A new policy setting on Windows 8 and Windows Server 2012 is intended to support clients running a version of Windows prior to Windows 8 that are trying to access a file share that requires user claims. This policy setting may be needed where there are local file access policies that include user claims.
A new policy setting on Windows 8 allows you to lock down your workstation after a period of inactivity. Although, you could lock down a user session based on idle time in previous Windows systems, this setting as a policy is only found on Windows 8 and Windows Servers 2012 systems.
The machine account lockout threshold setting is a new security policy found only on Windows 8 and Windows Server 2012 machines. This new security setting determines the number of failed logon attempts by users before locking down the machine. A locked out machine can only be recovered by providing the BitLocker recovery key at the console. A BitLocker recovery key is a special key that you can create when you turn on BitLocker Drive Encryption for the first time on each drive that you encrypt.
A new policy setting on Windows 8 and Windows Server 2012 allows you to disable users from adding new Microsoft accounts on your computer.
The Group Policy ‘Turn on Enhanced Protected Mode’ for Microsoft’s Internet Explorer 10 allows you to enforce additional protection against malicious websites by using 64-bit processes on 64-bit versions of Windows. In addition, IE 10 on Windows 8 also limits the locations Internet Explorer can read from in the registry and the file system when Enhanced Protected Mode is enabled.

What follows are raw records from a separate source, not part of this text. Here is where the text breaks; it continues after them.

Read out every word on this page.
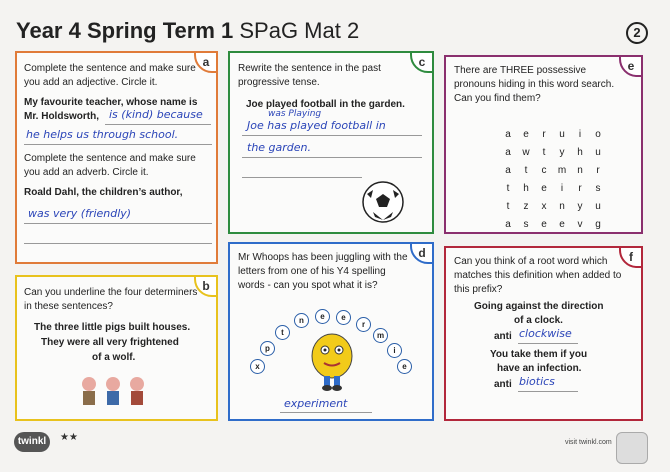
Year 4 Spring Term 1 SPaG Mat 2	2
a
Complete the sentence and make sure you add an adjective. Circle it.
My favourite teacher, whose name is
Mr. Holdsworth, is (kind) because
he helps us through school.
Complete the sentence and make sure you add an adverb. Circle it.
Roald Dahl, the children’s author,
was very (friendly)
b
Can you underline the four determiners in these sentences?
The three little pigs built houses.
They were all very frightened
of a wolf.
c
Rewrite the sentence in the past progressive tense.
Joe played football in the garden.
was Playing
Joe has played football in
the garden.
d
Mr Whoops has been juggling with the letters from one of his Y4 spelling words - can you spot what it is?
x
p
t
n	e	e
r
m
i
e
experiment
e
There are THREE possessive pronouns hiding in this word search. Can you find them?
a	e	r	u	i	o
a	w	t	y	h	u
a	t	c	m	n	r
t	h	e	i	r	s
t	z	x	n	y	u
a	s	e	e	v	g
f
Can you think of a root word which matches this definition when added to this prefix?
Going against the direction
of a clock.
anti clockwise
You take them if you
have an infection.
anti biotics
twinkl	★★	visit twinkl.com
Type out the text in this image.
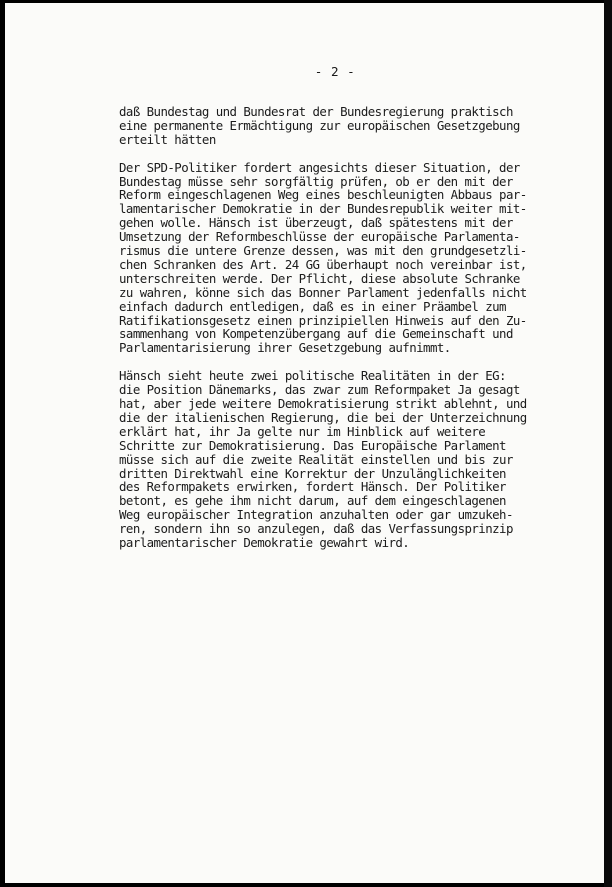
- 2 -
daß Bundestag und Bundesrat der Bundesregierung praktisch
eine permanente Ermächtigung zur europäischen Gesetzgebung
erteilt hätten
Der SPD-Politiker fordert angesichts dieser Situation, der
Bundestag müsse sehr sorgfältig prüfen, ob er den mit der
Reform eingeschlagenen Weg eines beschleunigten Abbaus par-
lamentarischer Demokratie in der Bundesrepublik weiter mit-
gehen wolle. Hänsch ist überzeugt, daß spätestens mit der
Umsetzung der Reformbeschlüsse der europäische Parlamenta-
rismus die untere Grenze dessen, was mit den grundgesetzli-
chen Schranken des Art. 24 GG überhaupt noch vereinbar ist,
unterschreiten werde. Der Pflicht, diese absolute Schranke
zu wahren, könne sich das Bonner Parlament jedenfalls nicht
einfach dadurch entledigen, daß es in einer Präambel zum
Ratifikationsgesetz einen prinzipiellen Hinweis auf den Zu-
sammenhang von Kompetenzübergang auf die Gemeinschaft und
Parlamentarisierung ihrer Gesetzgebung aufnimmt.
Hänsch sieht heute zwei politische Realitäten in der EG:
die Position Dänemarks, das zwar zum Reformpaket Ja gesagt
hat, aber jede weitere Demokratisierung strikt ablehnt, und
die der italienischen Regierung, die bei der Unterzeichnung
erklärt hat, ihr Ja gelte nur im Hinblick auf weitere
Schritte zur Demokratisierung. Das Europäische Parlament
müsse sich auf die zweite Realität einstellen und bis zur
dritten Direktwahl eine Korrektur der Unzulänglichkeiten
des Reformpakets erwirken, fordert Hänsch. Der Politiker
betont, es gehe ihm nicht darum, auf dem eingeschlagenen
Weg europäischer Integration anzuhalten oder gar umzukeh-
ren, sondern ihn so anzulegen, daß das Verfassungsprinzip
parlamentarischer Demokratie gewahrt wird.
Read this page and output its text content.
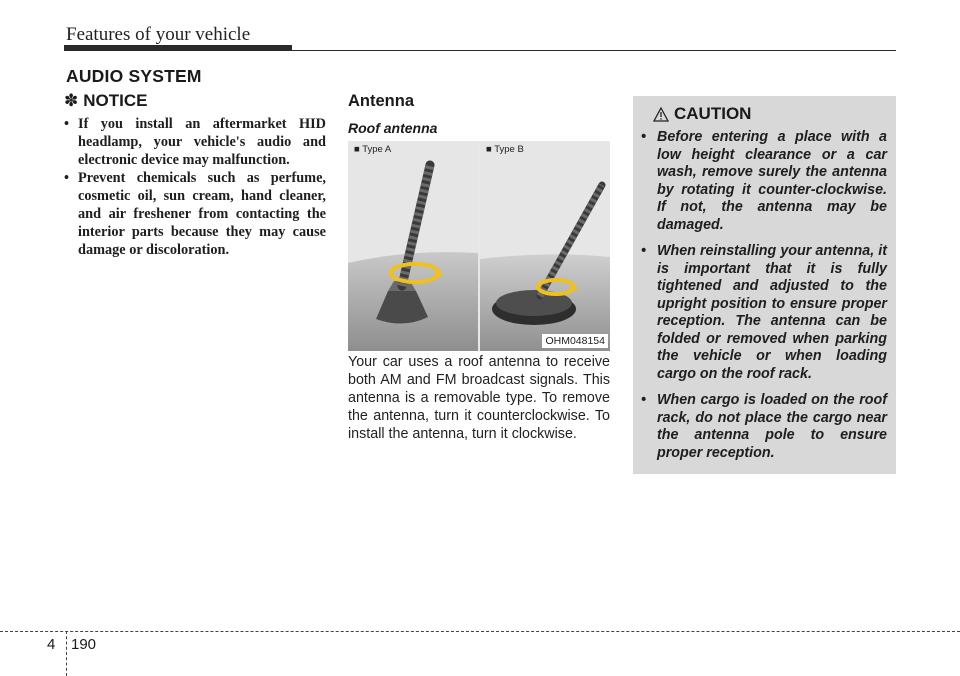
Features of your vehicle
AUDIO SYSTEM
✽ NOTICE
• If you install an aftermarket HID headlamp, your vehicle's audio and electronic device may malfunction.
• Prevent chemicals such as perfume, cosmetic oil, sun cream, hand cleaner, and air freshener from contacting the interior parts because they may cause damage or discoloration.
Antenna
Roof antenna
■ Type A	■ Type B
OHM048154
Your car uses a roof antenna to receive both AM and FM broadcast signals. This antenna is a removable type. To remove the antenna, turn it counterclockwise. To install the antenna, turn it clockwise.
CAUTION
• Before entering a place with a low height clearance or a car wash, remove surely the antenna by rotating it counter-clockwise. If not, the antenna may be damaged.
• When reinstalling your antenna, it is important that it is fully tightened and adjusted to the upright position to ensure proper reception. The antenna can be folded or removed when parking the vehicle or when loading cargo on the roof rack.
• When cargo is loaded on the roof rack, do not place the cargo near the antenna pole to ensure proper reception.
4 190
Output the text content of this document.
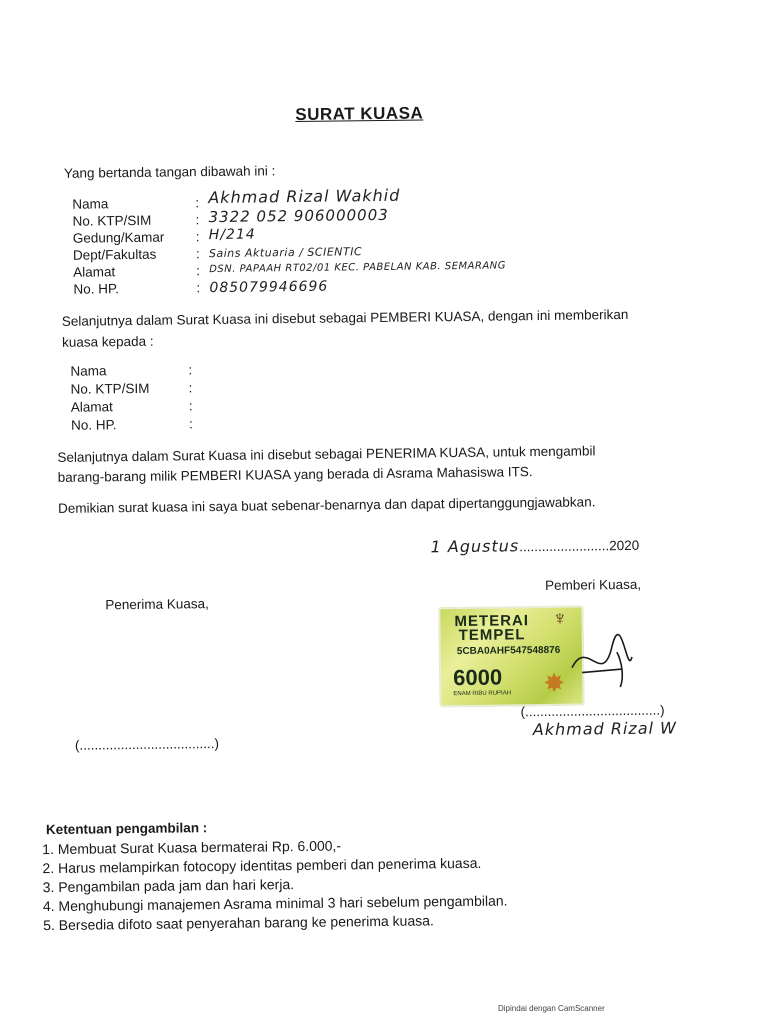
SURAT KUASA
Yang bertanda tangan dibawah ini :
Nama
No. KTP/SIM
Gedung/Kamar
Dept/Fakultas
Alamat
No. HP.
:
:
:
:
:
:
Akhmad Rizal Wakhid
3322 052 906000003
H/214
Sains Aktuaria / SCIENTIC
DSN. PAPAAH RT02/01 KEC. PABELAN KAB. SEMARANG
085079946696
Selanjutnya dalam Surat Kuasa ini disebut sebagai PEMBERI KUASA, dengan ini memberikan
kuasa kepada :
Nama
No. KTP/SIM
Alamat
No. HP.
:
:
:
:
Selanjutnya dalam Surat Kuasa ini disebut sebagai PENERIMA KUASA, untuk mengambil
barang-barang milik PEMBERI KUASA yang berada di Asrama Mahasiswa ITS.
Demikian surat kuasa ini saya buat sebenar-benarnya dan dapat dipertanggungjawabkan.
1 Agustus........................2020
Pemberi Kuasa,
Penerima Kuasa,
METERAI
TEMPEL
5CBA0AHF547548876
6000
ENAM RIBU RUPIAH ✸
♆
(....................................)
Akhmad Rizal W
(....................................)
Ketentuan pengambilan :
1. Membuat Surat Kuasa bermaterai Rp. 6.000,-
2. Harus melampirkan fotocopy identitas pemberi dan penerima kuasa.
3. Pengambilan pada jam dan hari kerja.
4. Menghubungi manajemen Asrama minimal 3 hari sebelum pengambilan.
5. Bersedia difoto saat penyerahan barang ke penerima kuasa.
Dipindai dengan CamScanner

For compliance or security reasons you may wish to remove from the logon screen the name of the last user who successfully logged on to a computer. You can achieve this by applying a Group Policy called Interactive logon: Do not display last user name.
In Windows 7 similar to previous versions of Windows, you can display a message comprising a title and some text for users attempting to log on to their computers. The message will appear before the interactive login screen. This may be used for legal reasons, for example, to warn users about the ramifications of misusing company information or to warn them that their actions may be audited.